Error in `$<-.data.frame`(`*tmp*`, row_num, value = 1:2) : 
  replacement has 2 rows, data has 0

One solution I have found is using row_number() from dplyr but this seems to slow down my code quite a bit so I was looking for a simpler solution.

CodePudding user response：

Two problems here:

1. 1:nrow(df) will always return something, even if nrow(df) is 0. Try it!

   1:0
   # [1] 1 0
   

   This is because 1:0 is seen as a reverse sequence, so it counts down.
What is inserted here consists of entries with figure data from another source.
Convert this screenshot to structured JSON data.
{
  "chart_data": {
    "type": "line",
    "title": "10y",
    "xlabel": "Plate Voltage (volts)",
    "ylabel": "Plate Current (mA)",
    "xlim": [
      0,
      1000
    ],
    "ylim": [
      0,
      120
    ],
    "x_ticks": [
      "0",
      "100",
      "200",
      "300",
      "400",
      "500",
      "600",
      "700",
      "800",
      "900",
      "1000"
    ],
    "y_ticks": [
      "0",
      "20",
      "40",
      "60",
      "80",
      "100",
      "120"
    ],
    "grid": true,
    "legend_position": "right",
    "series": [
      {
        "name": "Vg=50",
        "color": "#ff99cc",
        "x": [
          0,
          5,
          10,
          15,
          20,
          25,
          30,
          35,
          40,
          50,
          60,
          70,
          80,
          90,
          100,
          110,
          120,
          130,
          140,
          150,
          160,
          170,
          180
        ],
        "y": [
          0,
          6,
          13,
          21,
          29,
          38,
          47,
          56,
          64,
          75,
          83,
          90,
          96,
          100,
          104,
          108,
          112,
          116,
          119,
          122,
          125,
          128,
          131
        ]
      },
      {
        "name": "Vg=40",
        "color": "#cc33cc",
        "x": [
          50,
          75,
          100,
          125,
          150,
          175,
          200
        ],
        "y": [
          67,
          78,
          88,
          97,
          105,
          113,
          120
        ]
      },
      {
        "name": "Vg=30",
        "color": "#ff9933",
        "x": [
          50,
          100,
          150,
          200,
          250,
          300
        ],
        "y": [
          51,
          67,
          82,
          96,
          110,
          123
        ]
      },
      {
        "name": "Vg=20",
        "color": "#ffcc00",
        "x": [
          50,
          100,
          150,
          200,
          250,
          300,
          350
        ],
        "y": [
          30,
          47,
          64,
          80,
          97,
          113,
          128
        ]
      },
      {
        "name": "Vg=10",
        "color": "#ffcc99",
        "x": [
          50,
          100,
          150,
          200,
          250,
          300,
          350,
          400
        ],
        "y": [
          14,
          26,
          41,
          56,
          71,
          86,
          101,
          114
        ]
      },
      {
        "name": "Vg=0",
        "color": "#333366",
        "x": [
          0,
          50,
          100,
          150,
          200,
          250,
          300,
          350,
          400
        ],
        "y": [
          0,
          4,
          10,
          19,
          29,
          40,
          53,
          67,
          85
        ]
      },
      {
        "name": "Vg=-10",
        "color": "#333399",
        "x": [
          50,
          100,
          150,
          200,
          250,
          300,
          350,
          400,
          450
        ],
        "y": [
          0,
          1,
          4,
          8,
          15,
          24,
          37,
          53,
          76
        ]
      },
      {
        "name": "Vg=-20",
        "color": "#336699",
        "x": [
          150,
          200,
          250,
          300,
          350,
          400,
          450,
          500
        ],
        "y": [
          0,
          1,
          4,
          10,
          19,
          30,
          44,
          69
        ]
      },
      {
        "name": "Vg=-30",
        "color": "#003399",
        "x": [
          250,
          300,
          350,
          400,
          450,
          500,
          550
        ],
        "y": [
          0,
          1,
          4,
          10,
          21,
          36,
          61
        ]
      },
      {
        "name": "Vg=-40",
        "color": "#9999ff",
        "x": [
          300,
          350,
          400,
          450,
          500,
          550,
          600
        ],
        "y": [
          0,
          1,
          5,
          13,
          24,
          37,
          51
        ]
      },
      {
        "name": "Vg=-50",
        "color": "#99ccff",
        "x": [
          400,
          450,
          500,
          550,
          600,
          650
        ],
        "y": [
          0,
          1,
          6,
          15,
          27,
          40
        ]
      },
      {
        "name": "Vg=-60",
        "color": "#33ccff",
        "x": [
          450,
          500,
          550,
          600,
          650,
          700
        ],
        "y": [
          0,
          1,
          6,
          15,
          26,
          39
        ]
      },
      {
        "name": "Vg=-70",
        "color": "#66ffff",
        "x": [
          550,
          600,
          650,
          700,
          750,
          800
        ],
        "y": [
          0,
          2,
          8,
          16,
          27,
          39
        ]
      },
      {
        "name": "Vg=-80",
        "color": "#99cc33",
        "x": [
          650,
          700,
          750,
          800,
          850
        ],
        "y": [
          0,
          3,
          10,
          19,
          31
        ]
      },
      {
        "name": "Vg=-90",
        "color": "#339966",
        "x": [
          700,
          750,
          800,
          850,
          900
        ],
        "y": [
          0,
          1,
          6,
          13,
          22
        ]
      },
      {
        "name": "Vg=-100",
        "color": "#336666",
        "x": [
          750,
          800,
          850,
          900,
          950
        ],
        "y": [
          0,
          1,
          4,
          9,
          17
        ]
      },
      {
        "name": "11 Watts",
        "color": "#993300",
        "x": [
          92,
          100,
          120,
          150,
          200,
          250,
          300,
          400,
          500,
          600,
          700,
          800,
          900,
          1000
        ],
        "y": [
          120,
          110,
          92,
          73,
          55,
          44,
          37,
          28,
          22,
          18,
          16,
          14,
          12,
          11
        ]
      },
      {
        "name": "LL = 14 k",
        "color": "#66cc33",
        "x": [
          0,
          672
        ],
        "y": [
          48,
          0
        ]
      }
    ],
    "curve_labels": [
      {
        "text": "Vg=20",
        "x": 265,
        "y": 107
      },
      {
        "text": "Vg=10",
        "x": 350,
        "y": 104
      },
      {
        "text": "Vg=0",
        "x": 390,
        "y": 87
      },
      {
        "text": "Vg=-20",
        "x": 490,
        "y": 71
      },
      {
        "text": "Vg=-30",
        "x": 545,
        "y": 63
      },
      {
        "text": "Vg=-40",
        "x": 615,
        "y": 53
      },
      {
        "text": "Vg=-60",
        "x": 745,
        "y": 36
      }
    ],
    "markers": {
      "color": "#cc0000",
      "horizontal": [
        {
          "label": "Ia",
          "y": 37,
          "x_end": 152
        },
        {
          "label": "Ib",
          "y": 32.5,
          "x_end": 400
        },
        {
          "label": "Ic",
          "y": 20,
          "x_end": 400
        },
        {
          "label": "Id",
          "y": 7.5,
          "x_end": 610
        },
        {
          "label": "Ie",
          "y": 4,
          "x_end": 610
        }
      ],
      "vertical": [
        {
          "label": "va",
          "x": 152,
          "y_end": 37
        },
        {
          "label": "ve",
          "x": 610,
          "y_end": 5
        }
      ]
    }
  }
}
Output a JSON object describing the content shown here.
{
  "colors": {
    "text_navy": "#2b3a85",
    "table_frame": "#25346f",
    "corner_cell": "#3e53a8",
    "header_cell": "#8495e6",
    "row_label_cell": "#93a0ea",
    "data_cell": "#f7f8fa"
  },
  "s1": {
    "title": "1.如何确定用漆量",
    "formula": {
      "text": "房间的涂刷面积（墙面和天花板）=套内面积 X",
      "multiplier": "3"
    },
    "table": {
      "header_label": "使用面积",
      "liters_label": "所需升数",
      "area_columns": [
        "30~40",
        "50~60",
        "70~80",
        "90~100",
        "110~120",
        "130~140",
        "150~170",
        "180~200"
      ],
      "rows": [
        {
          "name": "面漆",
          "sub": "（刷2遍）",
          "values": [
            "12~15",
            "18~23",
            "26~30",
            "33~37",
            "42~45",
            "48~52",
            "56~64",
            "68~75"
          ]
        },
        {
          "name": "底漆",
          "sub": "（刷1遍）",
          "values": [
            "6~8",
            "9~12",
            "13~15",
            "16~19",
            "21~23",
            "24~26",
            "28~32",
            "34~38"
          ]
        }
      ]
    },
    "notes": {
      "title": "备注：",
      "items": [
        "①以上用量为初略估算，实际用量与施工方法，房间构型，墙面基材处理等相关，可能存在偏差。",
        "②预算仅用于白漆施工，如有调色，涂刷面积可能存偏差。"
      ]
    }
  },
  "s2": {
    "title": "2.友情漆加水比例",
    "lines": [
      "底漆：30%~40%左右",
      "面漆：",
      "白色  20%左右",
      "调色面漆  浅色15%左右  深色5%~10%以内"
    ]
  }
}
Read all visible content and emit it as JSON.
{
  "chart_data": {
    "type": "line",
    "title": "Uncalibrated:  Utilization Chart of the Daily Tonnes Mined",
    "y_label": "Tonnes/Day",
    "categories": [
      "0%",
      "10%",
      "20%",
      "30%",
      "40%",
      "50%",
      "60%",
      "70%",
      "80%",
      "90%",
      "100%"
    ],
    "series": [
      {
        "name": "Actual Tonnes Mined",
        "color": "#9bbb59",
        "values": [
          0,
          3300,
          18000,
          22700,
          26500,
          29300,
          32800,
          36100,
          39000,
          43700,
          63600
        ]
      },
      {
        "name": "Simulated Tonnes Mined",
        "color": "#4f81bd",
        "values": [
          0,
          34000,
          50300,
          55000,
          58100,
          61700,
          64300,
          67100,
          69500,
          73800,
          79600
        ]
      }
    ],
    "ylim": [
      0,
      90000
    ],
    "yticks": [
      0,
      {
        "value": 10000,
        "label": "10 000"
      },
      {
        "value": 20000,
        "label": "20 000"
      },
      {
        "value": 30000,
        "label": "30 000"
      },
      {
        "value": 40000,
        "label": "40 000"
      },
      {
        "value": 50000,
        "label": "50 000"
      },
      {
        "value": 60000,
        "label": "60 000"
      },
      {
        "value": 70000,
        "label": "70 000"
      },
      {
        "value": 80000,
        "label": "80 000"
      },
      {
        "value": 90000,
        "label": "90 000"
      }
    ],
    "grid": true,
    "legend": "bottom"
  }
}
2. seq(1:nrow(df)) is redundant. Fortunately, this isn't breaking your code, it's just sequencing along it, but it's not helping.

   seq(1:9)
   # [1] 1 2 3 4 5 6 7 8 9
   seq(1:0)
   # [1] 1 2
   

One fix is to just use seq_len(nrow(df)), where seq_len(0) (for a 0-row frame) will return the length vector you need (i.e., length 0). (In general, I tend to recommend seq_len(..) any time unsupervised code is meant to iterate a programmatic number of times. Another "safe" function is seq_along(..), as it will also do nothing if its input is length 0, but it isn't useful in this case.)